For continuing daytime use, he prefers the newer, non-sedating, over-the-counter antihistamines (there are several brands). One treatment he favors is such an antihistamine used in tandem with a prescription nasal-steroid spray. Not all these antihistamines are suitable for young children, so consult your doctor before giving them to children with allergies.
Decongestants relieve the swelling associated with a stuffy nose by narrowing the blood vessels, which prevents blood from collecting in the nose. Decongestants are available over-the-counter in oral tablets, liquids, eye drops and nasal sprays. They may not be appropriate for the elderly or for cardiac patients, and Kim cautions that these sprays should not be used longer than three consecutive days to avoid dependence.
Nasal-spray decongestants should not be confused with nasal-steroid sprays such as Nasacort AQ, Flonase or Nasonex, which are applied in a similar fashion, but are suitable for long-term use in treating allergic rhinitis.

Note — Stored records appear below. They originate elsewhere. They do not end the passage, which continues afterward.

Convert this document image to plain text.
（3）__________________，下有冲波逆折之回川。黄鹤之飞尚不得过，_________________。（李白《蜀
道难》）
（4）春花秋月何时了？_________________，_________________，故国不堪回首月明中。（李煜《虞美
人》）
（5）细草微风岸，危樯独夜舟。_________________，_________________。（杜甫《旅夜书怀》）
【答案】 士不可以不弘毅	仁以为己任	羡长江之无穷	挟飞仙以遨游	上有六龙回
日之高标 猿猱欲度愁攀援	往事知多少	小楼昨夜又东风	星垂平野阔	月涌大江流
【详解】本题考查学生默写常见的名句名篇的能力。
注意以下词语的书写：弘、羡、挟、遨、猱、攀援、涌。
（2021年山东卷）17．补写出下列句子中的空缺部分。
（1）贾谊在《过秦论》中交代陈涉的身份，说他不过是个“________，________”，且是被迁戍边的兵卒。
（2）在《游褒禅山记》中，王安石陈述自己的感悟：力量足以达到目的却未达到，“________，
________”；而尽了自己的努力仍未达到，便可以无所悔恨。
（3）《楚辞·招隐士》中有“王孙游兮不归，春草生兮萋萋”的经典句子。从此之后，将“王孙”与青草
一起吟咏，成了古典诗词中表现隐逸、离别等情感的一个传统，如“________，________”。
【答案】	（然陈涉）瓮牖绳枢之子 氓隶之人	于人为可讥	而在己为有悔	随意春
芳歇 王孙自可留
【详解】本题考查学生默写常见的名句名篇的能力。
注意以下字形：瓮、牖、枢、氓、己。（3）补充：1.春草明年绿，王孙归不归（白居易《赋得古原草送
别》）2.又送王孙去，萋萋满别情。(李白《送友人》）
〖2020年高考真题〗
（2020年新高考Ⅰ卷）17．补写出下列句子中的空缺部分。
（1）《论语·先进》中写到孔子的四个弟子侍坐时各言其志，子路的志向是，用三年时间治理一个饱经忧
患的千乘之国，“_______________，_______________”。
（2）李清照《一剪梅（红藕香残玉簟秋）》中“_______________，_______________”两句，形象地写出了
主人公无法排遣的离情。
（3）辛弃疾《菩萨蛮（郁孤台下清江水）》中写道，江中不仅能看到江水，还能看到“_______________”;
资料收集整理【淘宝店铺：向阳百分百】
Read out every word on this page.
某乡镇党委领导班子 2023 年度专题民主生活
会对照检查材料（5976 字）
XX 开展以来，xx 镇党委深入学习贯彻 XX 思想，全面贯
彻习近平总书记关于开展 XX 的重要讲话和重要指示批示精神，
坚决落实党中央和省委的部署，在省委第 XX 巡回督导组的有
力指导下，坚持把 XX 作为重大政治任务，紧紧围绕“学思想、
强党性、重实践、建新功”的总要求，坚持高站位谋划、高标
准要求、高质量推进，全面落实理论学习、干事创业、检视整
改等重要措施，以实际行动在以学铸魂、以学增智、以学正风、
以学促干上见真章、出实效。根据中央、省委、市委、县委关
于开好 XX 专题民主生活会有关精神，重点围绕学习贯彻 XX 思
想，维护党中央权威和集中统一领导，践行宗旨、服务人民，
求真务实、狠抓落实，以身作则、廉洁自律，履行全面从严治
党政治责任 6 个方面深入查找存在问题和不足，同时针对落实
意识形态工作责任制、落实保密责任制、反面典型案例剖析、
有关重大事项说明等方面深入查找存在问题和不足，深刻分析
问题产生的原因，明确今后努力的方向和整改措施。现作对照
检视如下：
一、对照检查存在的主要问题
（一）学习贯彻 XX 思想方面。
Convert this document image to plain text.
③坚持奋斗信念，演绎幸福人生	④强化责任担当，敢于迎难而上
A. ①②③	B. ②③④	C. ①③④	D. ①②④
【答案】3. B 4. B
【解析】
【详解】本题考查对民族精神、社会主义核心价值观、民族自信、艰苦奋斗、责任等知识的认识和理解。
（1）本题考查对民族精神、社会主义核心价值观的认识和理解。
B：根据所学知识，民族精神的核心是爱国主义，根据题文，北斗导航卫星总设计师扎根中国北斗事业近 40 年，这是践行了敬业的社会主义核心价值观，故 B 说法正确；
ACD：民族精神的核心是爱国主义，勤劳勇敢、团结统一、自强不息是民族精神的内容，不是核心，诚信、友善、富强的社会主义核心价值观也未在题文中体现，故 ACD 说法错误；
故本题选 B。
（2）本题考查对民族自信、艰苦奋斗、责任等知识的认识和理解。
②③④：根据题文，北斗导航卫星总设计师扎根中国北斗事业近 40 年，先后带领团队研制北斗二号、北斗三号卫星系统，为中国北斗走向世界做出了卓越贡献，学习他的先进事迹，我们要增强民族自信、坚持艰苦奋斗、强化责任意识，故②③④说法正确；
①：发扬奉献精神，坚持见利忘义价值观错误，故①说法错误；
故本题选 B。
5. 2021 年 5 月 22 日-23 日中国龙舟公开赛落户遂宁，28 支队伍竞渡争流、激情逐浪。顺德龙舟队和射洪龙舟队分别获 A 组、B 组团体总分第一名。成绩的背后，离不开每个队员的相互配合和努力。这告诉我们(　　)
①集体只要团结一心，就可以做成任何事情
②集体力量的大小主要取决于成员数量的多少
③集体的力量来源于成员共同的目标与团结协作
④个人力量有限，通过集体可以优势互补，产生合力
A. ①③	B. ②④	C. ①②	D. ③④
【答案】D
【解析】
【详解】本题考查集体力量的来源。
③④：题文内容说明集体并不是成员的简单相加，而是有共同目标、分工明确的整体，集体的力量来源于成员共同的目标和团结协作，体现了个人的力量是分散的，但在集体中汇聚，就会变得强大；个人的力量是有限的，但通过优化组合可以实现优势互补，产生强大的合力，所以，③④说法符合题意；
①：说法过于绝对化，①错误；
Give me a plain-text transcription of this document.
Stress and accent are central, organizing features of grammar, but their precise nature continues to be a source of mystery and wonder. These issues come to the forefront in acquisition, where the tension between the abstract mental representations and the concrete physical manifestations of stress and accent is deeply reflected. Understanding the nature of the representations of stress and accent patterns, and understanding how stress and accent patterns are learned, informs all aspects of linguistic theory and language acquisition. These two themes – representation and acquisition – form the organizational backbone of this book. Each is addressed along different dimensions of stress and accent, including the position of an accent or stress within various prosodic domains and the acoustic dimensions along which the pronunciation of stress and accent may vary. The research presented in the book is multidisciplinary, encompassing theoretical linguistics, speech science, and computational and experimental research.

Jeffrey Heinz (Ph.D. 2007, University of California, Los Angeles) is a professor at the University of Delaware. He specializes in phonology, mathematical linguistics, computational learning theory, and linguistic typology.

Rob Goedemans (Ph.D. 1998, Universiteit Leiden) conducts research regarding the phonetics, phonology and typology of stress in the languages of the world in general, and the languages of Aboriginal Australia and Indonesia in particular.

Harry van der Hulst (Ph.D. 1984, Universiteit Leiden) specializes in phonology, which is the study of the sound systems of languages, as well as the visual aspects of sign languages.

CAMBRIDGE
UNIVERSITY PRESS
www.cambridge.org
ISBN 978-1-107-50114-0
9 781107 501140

When Kim suggests a decongestant to his patients, he generally recommends a combination antihistamine/decongestant. For asthma patients whose allergic symptoms are worse in the spring or fall, Kim suggests speaking to your doctor about increasing your steroid inhaler dosage or switching to an inhaled dose that’s a combination long-acting bronchodilator and steroid.
But even if your hay fever has been bad, it can be controlled and you can have a pleasurable spring. Kim notes that “the vast majority” of those with seasonal rhinitis “can have normal lives, generally by avoiding the outdoor allergens as much as possible and taking their medications.”